La confrontation avec l’autre différent par sa culture, son origine sociale, son passé, sa classe sociale, son tempérament... qui a été vécue dans le respect et l’ouverture, est aussi un élément qui pourra favoriser pour certains la réinscription dans le réseau des relations sociales.
Enfin la redécouverte de l’appétit de savoir, le goût d’apprendre, la revalorisation de ses possibilités, la confiance dans ses capacités de changer sur ce point - et peut-être sur d’autres - peut devenir un stimulant pour reprendre une formation ou valoriser des acquis.
EN GUISE DE CONCLUSION
Il est indéniable que la mise en place des ateliers de réflexion philosophique en prison a suscité une demande qui s’est déjà exprimée par le désir de rencontres plus fréquentes. Il nous semble pour notre part qu’il est désormais impossible de trahir cette attente en abandonnant ce projet, ce serait une déception qui risquerait de ruiner les acquis que nous venons de mettre en évidence.
Par ailleurs Marie-Odile Bruneau, qui avait une certaine expérience dans l’animation de ce type d’atelier, en a découvert la richesse et les exigences nouvelles en milieu carcéral et s’est engagée à former de plus jeunes philosophes pour continuer ce travail. Claire Brisson, qui au début se cantonnait à la prise de notes, commence à se lancer dans l’animation elle-même et un autre philosophe serait d’accord pour se former en 2002. Il serait dommage que le savoir-faire acquis durant cette première année ne puisse développer ses fruits dans la continuité.
ANNEXE
Un atelier philo, c’est quoi ? Qu’est-ce qu’on y fait ?
C’est un temps de réflexion à plusieurs.
Réfléchir en philosophie c’est repérer des questions qui nous intéressent concernant le sens de la vie et essayer d’y répondre ensemble.
C’est clarifier les mots que nous utilisons et apprendre à argumenter nos idées pour mieux nous faire comprendre.
C’est enrichir notre vision du monde par la rencontre avec des personnes qui pensent différemment de nous.
C’est confronter nos idées aux interrogations des autres.
C’est aussi prendre du recul par rapport à l’expérience vécue.
Quelles sont les " règles du jeu " d’un atelier philo ?
Le nombre des participants ne doit pas dépasser dix ou douze.
Peuvent venir toutes les personnes qui le souhaitent : il n’est pas nécessaire d’être " savant ".
Les thèmes qui sont abordés sont décidés par les membres du groupe.

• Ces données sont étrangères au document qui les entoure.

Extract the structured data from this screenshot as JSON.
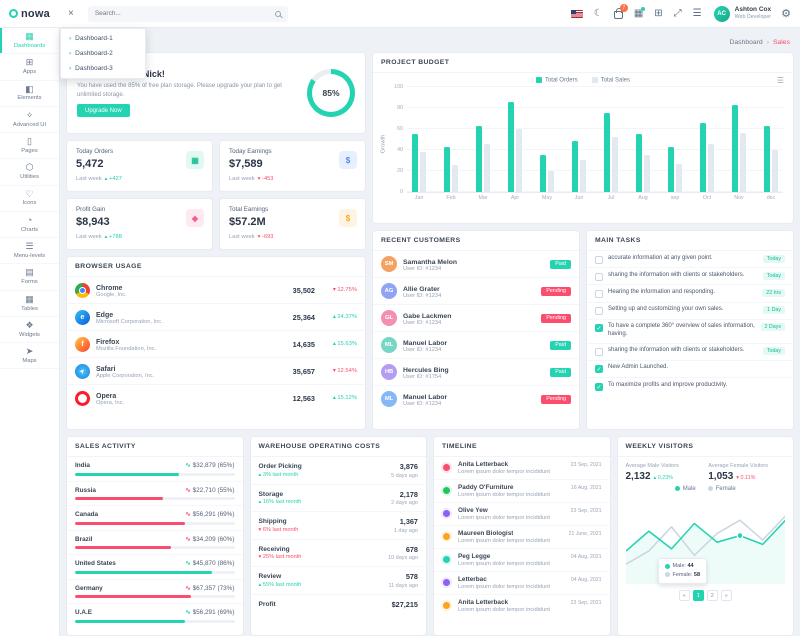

Il n’y a pas de tour de rôle établi : chacun est invité à prendre la parole quand il le souhaite, mais un seul à la fois.
Chacun peut exprimer ses idées mais doit s’efforcer de dire pourquoi il pense de cette manière.
Si quelqu’un n’est pas d’accord avec ce qui est dit, il attend que l’autre ait fini pour s’exprimer.
Personne ne monopolise la parole.
Les participants ont le droit de ne pas avoir d’idées sur tel ou tel sujet, et ils ont aussi le droit de changer d’avis.
On peut rester silencieux et se contenter d’écouter si on n’a pas envie de parler.
Les deux animatrices, Marie-Odile et Claire, veillent au respect des règles du jeu et sont attentives à ce que l’on reste dans le sujet.